In every mythology in the ancient Near East, the elements of lightning and thunder are depicted regularly, and in similar fashion: as instruments for conveying the voice of the highest deity. The imagery is the same whether one is examining the monotheistic, Yahweh-worshiping culture of ancient Israel or the polytheistic, Marduk-worshiping culture of Mesopotamia.
It is the same for Zeus among the Greeks (That’s not a football in his hand),
Tahundi and Ivriz among the Anatolian cultures,
and Baal among the Canaanites. (His wooden lightning bolt and thunder clapper are long gone.)
In their artistic representations as well as their literature, each of these cultures envisions their most high (or only) deity speaking to us most centrally through lightning and thunder.
Here is one of many examples from the Hebrew scriptures (Job 37:1-5):
At this my heart pounds and leaps from its place. Listen! Listen to the roar of God’s voice, to the rumbling that comes from God’s mouth. God unleashes God’s lightning beneath the whole heaven and sends it to the ends of the earth. After that comes the sound of God’s roar; God thunders with God’s majestic voice. When God’s voice resounds, God holds nothing back. God’s voice thunders in marvelous ways; God does great things beyond our understanding.
Why are thunder and lightning so commonly depicted as conveying the voice of the divine? The conventional assumption has long been that “primitive” cultures invented such myths to explain the origin of thunder and lightning. This assumption is more the product of modern scientific imagination than mythological imagination. The purpose was not to explain where lightning and thunder come from, but to explain where the voice of God comes from, and more importantly, how it comes to us.
Have you ever experienced a sudden flash of insight or awareness that rocked your whole world? Why do we describe these moments as “sudden flashes” where there is nothing to see? Why do we claim they “rock” our world when the actual world around us remains stable? Like the ancients we, too, are forced to convey interior phenomena using concrete, external metaphors. What the ancients were trying to tell us, which we moderns are to “sophisticated” to realize, is how the deity’s voice is conveyed to us.
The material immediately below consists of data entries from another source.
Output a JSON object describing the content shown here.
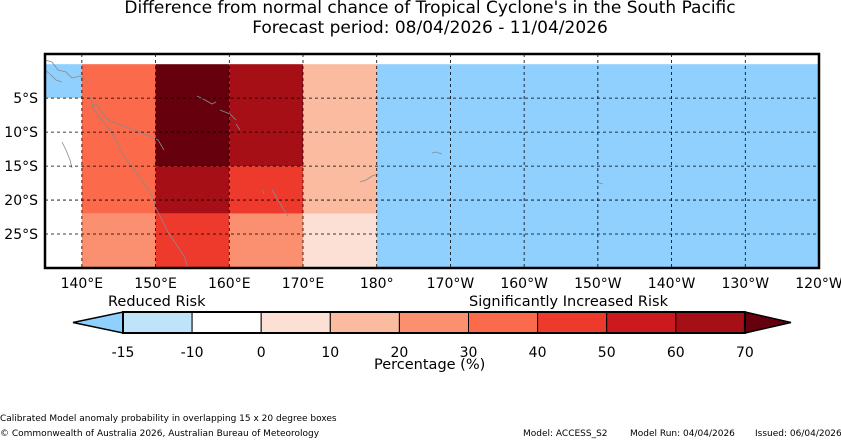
{
  "title": "Difference from normal chance of Tropical Cyclone's in the South Pacific",
  "subtitle": "Forecast period: 08/04/2026 - 11/04/2026",
  "map": {
    "lat_labels": [
      "5°S",
      "10°S",
      "15°S",
      "20°S",
      "25°S"
    ],
    "lon_labels": [
      "140°E",
      "150°E",
      "160°E",
      "170°E",
      "180°",
      "170°W",
      "160°W",
      "150°W",
      "140°W",
      "130°W",
      "120°W"
    ],
    "cells": [
      {
        "lon": [
          135,
          140
        ],
        "lat": [
          0,
          -5
        ],
        "value": -15
      },
      {
        "lon": [
          135,
          140
        ],
        "lat": [
          -5,
          -30
        ],
        "value": -10
      },
      {
        "lon": [
          140,
          150
        ],
        "lat": [
          0,
          -22
        ],
        "value": 30
      },
      {
        "lon": [
          140,
          150
        ],
        "lat": [
          -22,
          -30
        ],
        "value": 20
      },
      {
        "lon": [
          150,
          160
        ],
        "lat": [
          0,
          -15
        ],
        "value": 70
      },
      {
        "lon": [
          150,
          160
        ],
        "lat": [
          -15,
          -22
        ],
        "value": 60
      },
      {
        "lon": [
          150,
          160
        ],
        "lat": [
          -22,
          -30
        ],
        "value": 40
      },
      {
        "lon": [
          160,
          170
        ],
        "lat": [
          0,
          -15
        ],
        "value": 60
      },
      {
        "lon": [
          160,
          170
        ],
        "lat": [
          -15,
          -22
        ],
        "value": 40
      },
      {
        "lon": [
          160,
          170
        ],
        "lat": [
          -22,
          -30
        ],
        "value": 20
      },
      {
        "lon": [
          170,
          180
        ],
        "lat": [
          0,
          -22
        ],
        "value": 10
      },
      {
        "lon": [
          170,
          180
        ],
        "lat": [
          -22,
          -30
        ],
        "value": 0
      },
      {
        "lon": [
          180,
          240
        ],
        "lat": [
          0,
          -30
        ],
        "value": -15
      }
    ]
  },
  "legend": {
    "reduced_label": "Reduced Risk",
    "increased_label": "Significantly Increased Risk",
    "ticks": [
      "-15",
      "-10",
      "0",
      "10",
      "20",
      "30",
      "40",
      "50",
      "60",
      "70"
    ],
    "colors": [
      "#8fd0ff",
      "#bfe3f8",
      "#ffffff",
      "#fde0d5",
      "#fbbba0",
      "#fa9070",
      "#fb6a4b",
      "#ee3a2c",
      "#cb191d",
      "#a50f15",
      "#67000d"
    ],
    "xlabel": "Percentage (%)"
  },
  "footer": {
    "note": "Calibrated Model anomaly probability in overlapping 15 x 20 degree boxes",
    "copyright": "© Commonwealth of Australia 2026, Australian Bureau of Meteorology",
    "model": "Model: ACCESS_S2",
    "model_run": "Model Run: 04/04/2026",
    "issued": "Issued: 06/04/2026"
  }
}
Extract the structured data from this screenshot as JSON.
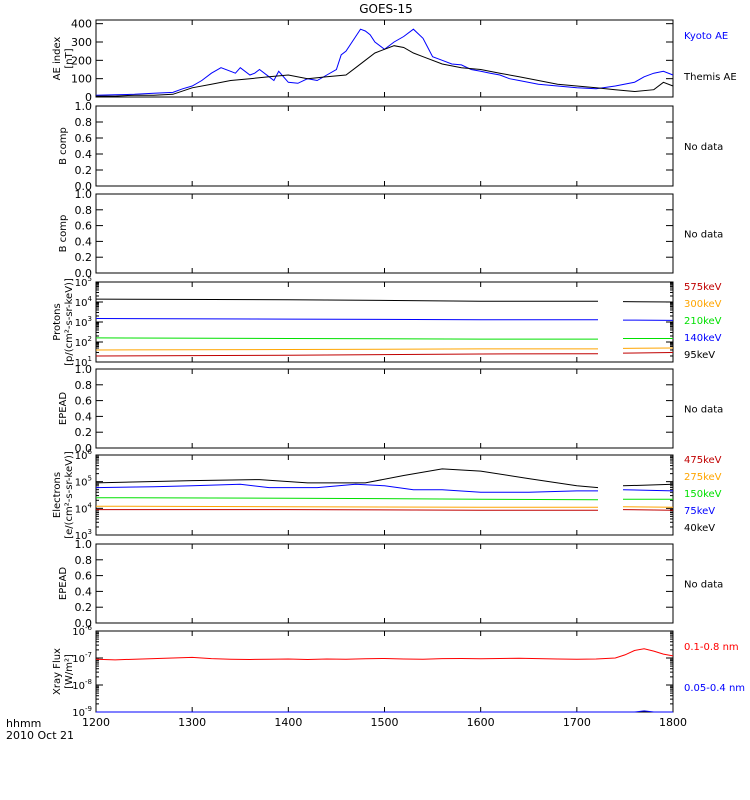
{
  "title": "GOES-15",
  "footer": {
    "line1": "hhmm",
    "line2": "2010 Oct 21"
  },
  "x_axis": {
    "min": 1200,
    "max": 1800,
    "ticks": [
      "1200",
      "1300",
      "1400",
      "1500",
      "1600",
      "1700",
      "1800"
    ],
    "tick_values": [
      1200,
      1300,
      1400,
      1500,
      1600,
      1700,
      1800
    ]
  },
  "colors": {
    "black": "#000000",
    "blue": "#0000ff",
    "green": "#00e000",
    "orange": "#ffa500",
    "red": "#ff0000",
    "darkred": "#c00000"
  },
  "chart_data": [
    {
      "panel": "ae",
      "type": "line",
      "ylabel": [
        "AE index",
        "[nT]"
      ],
      "ylim": [
        0,
        420
      ],
      "yticks": [
        "0",
        "100",
        "200",
        "300",
        "400"
      ],
      "ytick_values": [
        0,
        100,
        200,
        300,
        400
      ],
      "legend": [
        {
          "name": "Kyoto AE",
          "color": "#0000ff"
        },
        {
          "name": "Themis AE",
          "color": "#000000"
        }
      ],
      "series": [
        {
          "name": "Kyoto AE",
          "color": "#0000ff",
          "x": [
            1200,
            1220,
            1240,
            1260,
            1280,
            1290,
            1300,
            1310,
            1320,
            1330,
            1340,
            1345,
            1350,
            1360,
            1365,
            1370,
            1380,
            1385,
            1390,
            1400,
            1410,
            1420,
            1430,
            1440,
            1450,
            1455,
            1460,
            1470,
            1475,
            1480,
            1485,
            1490,
            1500,
            1510,
            1520,
            1530,
            1540,
            1545,
            1550,
            1560,
            1570,
            1580,
            1590,
            1600,
            1610,
            1620,
            1630,
            1640,
            1660,
            1680,
            1700,
            1720,
            1740,
            1760,
            1770,
            1780,
            1790,
            1800
          ],
          "y": [
            10,
            12,
            15,
            20,
            25,
            45,
            60,
            90,
            130,
            160,
            140,
            130,
            160,
            120,
            130,
            150,
            110,
            90,
            140,
            80,
            75,
            100,
            90,
            120,
            150,
            230,
            250,
            330,
            370,
            360,
            340,
            300,
            260,
            300,
            330,
            370,
            320,
            270,
            220,
            200,
            180,
            175,
            150,
            140,
            130,
            120,
            100,
            90,
            70,
            60,
            50,
            45,
            60,
            80,
            110,
            130,
            140,
            120
          ]
        },
        {
          "name": "Themis AE",
          "color": "#000000",
          "x": [
            1200,
            1220,
            1240,
            1260,
            1280,
            1300,
            1320,
            1340,
            1360,
            1380,
            1400,
            1420,
            1440,
            1460,
            1470,
            1480,
            1490,
            1500,
            1510,
            1520,
            1530,
            1540,
            1560,
            1580,
            1600,
            1620,
            1640,
            1660,
            1680,
            1700,
            1720,
            1740,
            1760,
            1780,
            1790,
            1800
          ],
          "y": [
            5,
            5,
            10,
            10,
            15,
            50,
            70,
            90,
            100,
            110,
            120,
            100,
            110,
            120,
            160,
            200,
            240,
            260,
            280,
            270,
            240,
            220,
            180,
            160,
            150,
            130,
            110,
            90,
            70,
            60,
            50,
            40,
            30,
            40,
            80,
            60
          ]
        }
      ]
    },
    {
      "panel": "bcomp1",
      "type": "line",
      "ylabel": [
        "B comp"
      ],
      "ylim": [
        0,
        1
      ],
      "yticks": [
        "0.0",
        "0.2",
        "0.4",
        "0.6",
        "0.8",
        "1.0"
      ],
      "ytick_values": [
        0,
        0.2,
        0.4,
        0.6,
        0.8,
        1.0
      ],
      "nodata": "No data",
      "series": []
    },
    {
      "panel": "bcomp2",
      "type": "line",
      "ylabel": [
        "B comp"
      ],
      "ylim": [
        0,
        1
      ],
      "yticks": [
        "0.0",
        "0.2",
        "0.4",
        "0.6",
        "0.8",
        "1.0"
      ],
      "ytick_values": [
        0,
        0.2,
        0.4,
        0.6,
        0.8,
        1.0
      ],
      "nodata": "No data",
      "series": []
    },
    {
      "panel": "protons",
      "type": "line",
      "yscale": "log",
      "ylabel": [
        "Protons",
        "[p/(cm²-s-sr-keV)]"
      ],
      "ylim_exp": [
        1,
        5
      ],
      "yticks_exp": [
        1,
        2,
        3,
        4,
        5
      ],
      "legend": [
        {
          "name": "575keV",
          "color": "#c00000"
        },
        {
          "name": "300keV",
          "color": "#ffa500"
        },
        {
          "name": "210keV",
          "color": "#00e000"
        },
        {
          "name": "140keV",
          "color": "#0000ff"
        },
        {
          "name": "95keV",
          "color": "#000000"
        }
      ],
      "gap": [
        1722,
        1748
      ],
      "series": [
        {
          "name": "95keV",
          "color": "#000000",
          "x": [
            1200,
            1400,
            1600,
            1722,
            1748,
            1800
          ],
          "y": [
            14000,
            13000,
            11000,
            11000,
            10500,
            10000
          ]
        },
        {
          "name": "140keV",
          "color": "#0000ff",
          "x": [
            1200,
            1400,
            1600,
            1722,
            1748,
            1800
          ],
          "y": [
            1500,
            1400,
            1300,
            1300,
            1250,
            1200
          ]
        },
        {
          "name": "210keV",
          "color": "#00e000",
          "x": [
            1200,
            1400,
            1600,
            1722,
            1748,
            1800
          ],
          "y": [
            160,
            150,
            140,
            140,
            150,
            150
          ]
        },
        {
          "name": "300keV",
          "color": "#ffa500",
          "x": [
            1200,
            1400,
            1600,
            1722,
            1748,
            1800
          ],
          "y": [
            40,
            42,
            45,
            45,
            48,
            50
          ]
        },
        {
          "name": "575keV",
          "color": "#c00000",
          "x": [
            1200,
            1400,
            1600,
            1722,
            1748,
            1800
          ],
          "y": [
            20,
            22,
            25,
            26,
            28,
            30
          ]
        }
      ]
    },
    {
      "panel": "epead1",
      "type": "line",
      "ylabel": [
        "EPEAD"
      ],
      "ylim": [
        0,
        1
      ],
      "yticks": [
        "0.0",
        "0.2",
        "0.4",
        "0.6",
        "0.8",
        "1.0"
      ],
      "ytick_values": [
        0,
        0.2,
        0.4,
        0.6,
        0.8,
        1.0
      ],
      "nodata": "No data",
      "series": []
    },
    {
      "panel": "electrons",
      "type": "line",
      "yscale": "log",
      "ylabel": [
        "Electrons",
        "[e/(cm²-s-sr-keV)]"
      ],
      "ylim_exp": [
        3,
        6
      ],
      "yticks_exp": [
        3,
        4,
        5,
        6
      ],
      "legend": [
        {
          "name": "475keV",
          "color": "#c00000"
        },
        {
          "name": "275keV",
          "color": "#ffa500"
        },
        {
          "name": "150keV",
          "color": "#00e000"
        },
        {
          "name": "75keV",
          "color": "#0000ff"
        },
        {
          "name": "40keV",
          "color": "#000000"
        }
      ],
      "gap": [
        1722,
        1748
      ],
      "series": [
        {
          "name": "40keV",
          "color": "#000000",
          "x": [
            1200,
            1250,
            1300,
            1370,
            1420,
            1480,
            1520,
            1560,
            1600,
            1650,
            1700,
            1722,
            1748,
            1800
          ],
          "y": [
            90000,
            100000,
            110000,
            120000,
            90000,
            90000,
            170000,
            300000,
            250000,
            130000,
            70000,
            60000,
            70000,
            80000
          ]
        },
        {
          "name": "75keV",
          "color": "#0000ff",
          "x": [
            1200,
            1260,
            1300,
            1350,
            1380,
            1430,
            1470,
            1500,
            1530,
            1560,
            1600,
            1650,
            1700,
            1722,
            1748,
            1800
          ],
          "y": [
            60000,
            65000,
            70000,
            80000,
            60000,
            60000,
            80000,
            70000,
            50000,
            50000,
            40000,
            40000,
            45000,
            45000,
            50000,
            45000
          ]
        },
        {
          "name": "150keV",
          "color": "#00e000",
          "x": [
            1200,
            1400,
            1600,
            1722,
            1748,
            1800
          ],
          "y": [
            25000,
            24000,
            22000,
            21000,
            22000,
            22000
          ]
        },
        {
          "name": "275keV",
          "color": "#ffa500",
          "x": [
            1200,
            1400,
            1600,
            1722,
            1748,
            1800
          ],
          "y": [
            12000,
            11500,
            11000,
            11000,
            11500,
            11000
          ]
        },
        {
          "name": "475keV",
          "color": "#c00000",
          "x": [
            1200,
            1400,
            1600,
            1722,
            1748,
            1800
          ],
          "y": [
            9000,
            9000,
            8500,
            8500,
            9000,
            8500
          ]
        }
      ]
    },
    {
      "panel": "epead2",
      "type": "line",
      "ylabel": [
        "EPEAD"
      ],
      "ylim": [
        0,
        1
      ],
      "yticks": [
        "0.0",
        "0.2",
        "0.4",
        "0.6",
        "0.8",
        "1.0"
      ],
      "ytick_values": [
        0,
        0.2,
        0.4,
        0.6,
        0.8,
        1.0
      ],
      "nodata": "No data",
      "series": []
    },
    {
      "panel": "xray",
      "type": "line",
      "yscale": "log",
      "ylabel": [
        "Xray Flux",
        "[W/m²]"
      ],
      "ylim_exp": [
        -9,
        -6
      ],
      "yticks_exp": [
        -9,
        -8,
        -7,
        -6
      ],
      "legend": [
        {
          "name": "0.1-0.8 nm",
          "color": "#ff0000"
        },
        {
          "name": "0.05-0.4 nm",
          "color": "#0000ff"
        }
      ],
      "series": [
        {
          "name": "0.1-0.8 nm",
          "color": "#ff0000",
          "x": [
            1200,
            1220,
            1240,
            1260,
            1280,
            1300,
            1320,
            1340,
            1360,
            1380,
            1400,
            1420,
            1440,
            1460,
            1480,
            1500,
            1520,
            1540,
            1560,
            1580,
            1600,
            1620,
            1640,
            1660,
            1680,
            1700,
            1720,
            1740,
            1750,
            1760,
            1770,
            1780,
            1790,
            1800
          ],
          "y": [
            9e-08,
            8.5e-08,
            9e-08,
            9.5e-08,
            1e-07,
            1.05e-07,
            9.5e-08,
            9e-08,
            8.8e-08,
            9e-08,
            9.2e-08,
            8.8e-08,
            9.2e-08,
            9e-08,
            9.4e-08,
            9.6e-08,
            9.2e-08,
            9e-08,
            9.5e-08,
            9.6e-08,
            9.4e-08,
            9.6e-08,
            9.8e-08,
            9.5e-08,
            9.2e-08,
            9e-08,
            9.2e-08,
            1e-07,
            1.3e-07,
            1.9e-07,
            2.2e-07,
            1.8e-07,
            1.4e-07,
            1.2e-07
          ]
        },
        {
          "name": "0.05-0.4 nm",
          "color": "#0000ff",
          "x": [
            1200,
            1400,
            1600,
            1760,
            1770,
            1780,
            1800
          ],
          "y": [
            1e-09,
            1e-09,
            1e-09,
            1e-09,
            1.1e-09,
            1e-09,
            1e-09
          ]
        }
      ]
    }
  ]
}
When the ancients spoke of the deity flashing lightning and chasing it with claps of thunder, they meant that the voice of the divine often comes through momentary flashes of intuition or awareness that trigger sensations to well up within us like rolling thunder.
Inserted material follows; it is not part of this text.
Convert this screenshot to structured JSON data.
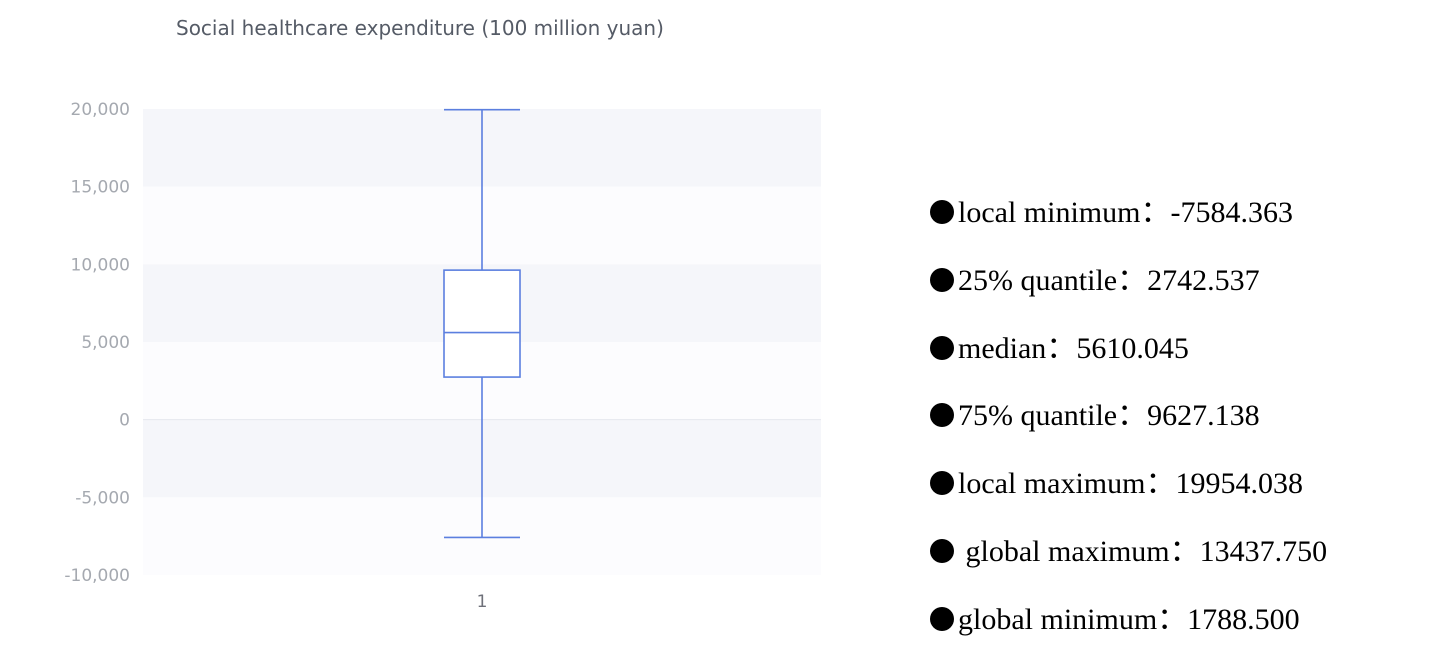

What are the moments in your life when “the light bulb came on,” or you had an “ah-ha” moment or a “moment of clarity” that impacted your life’s direction in some way?
While many can find a handful of times when they’ve experienced flashes of insight, most of us find the thunder easier to locate. The same is true in an actual storm: we may miss the lightning entirely, as it’s brief, soundless, and often comes from a distant place, but even quiet thunder is hard to miss. Inwardly, even if we overlook the inner realization that triggers them, we sense the ongoing reverberations caused by the lightning, sometimes for years. I cannot remember the specific moment when I first realized that I wanted to marry my wife, for instance, but the reverberations have continued to thunder for twenty-three years and counting.
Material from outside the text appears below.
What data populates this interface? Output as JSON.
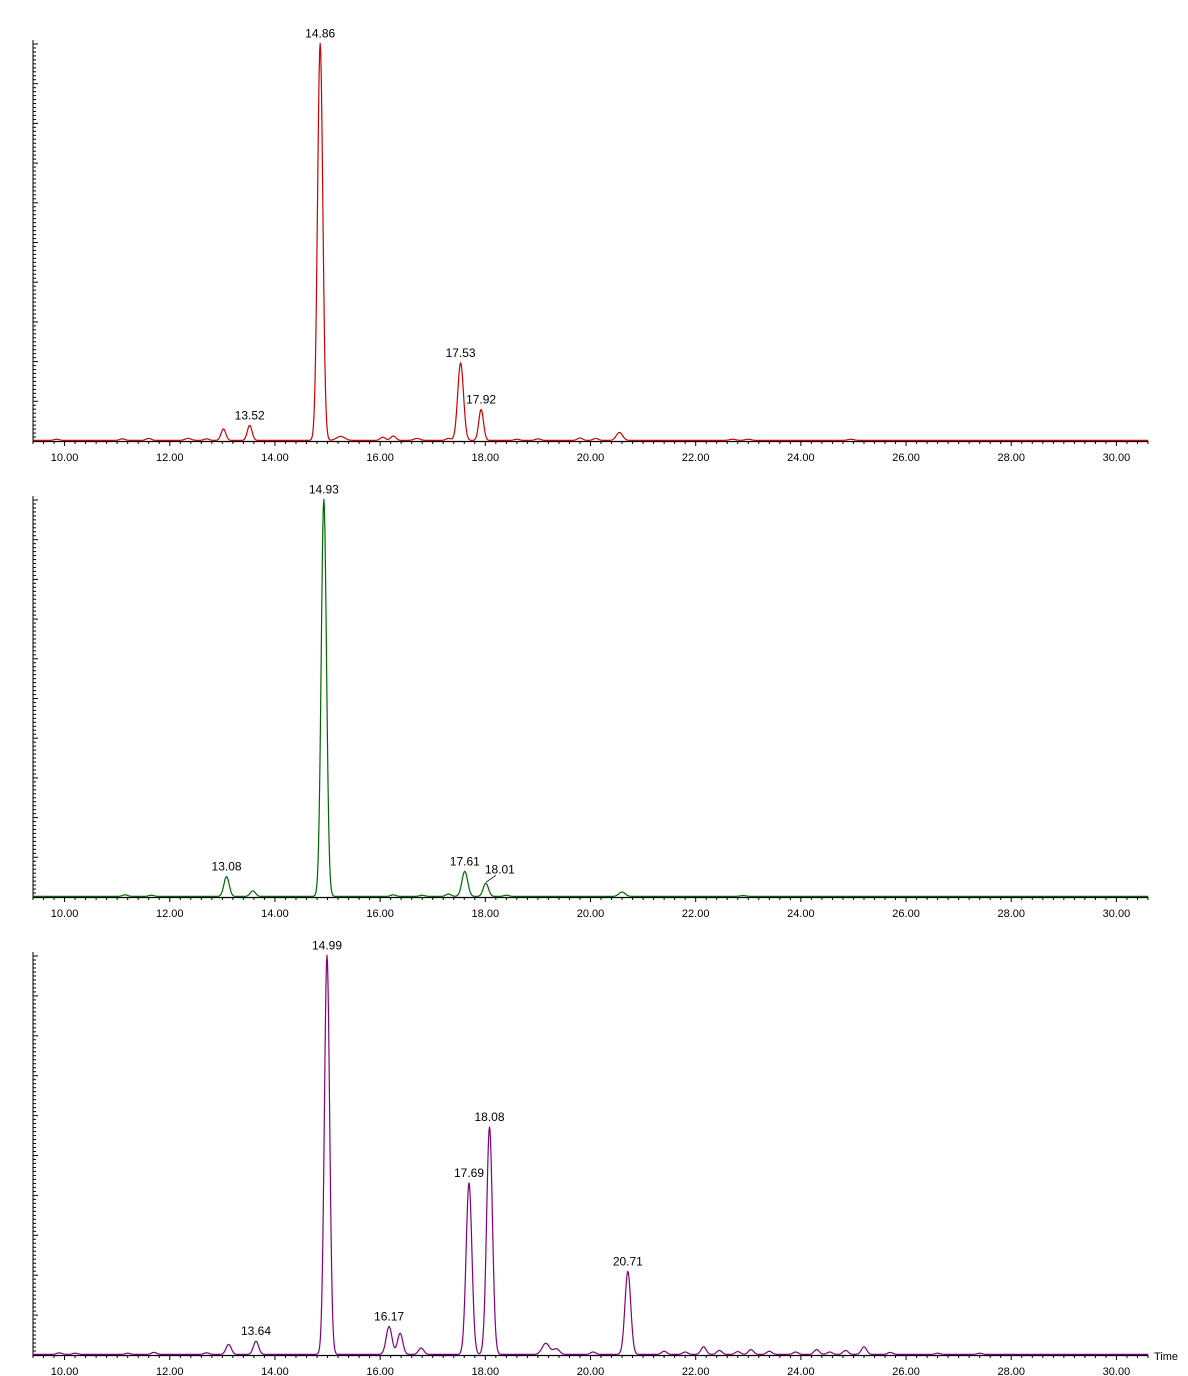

Nearly every religion and culture on the planet has its way of stating that one of the best ways to hear the voice of the divine is to pay attention to the “lightning and thunder.” In the Dark Wood of our interior journey, when the lightning flashes and thunder reverberates powerfully and repeatedly in the same location, it is a good sign that we are to move in the direction it indicates. We feel drawn to move in this direction because it calls to our deepest self and feels most natural.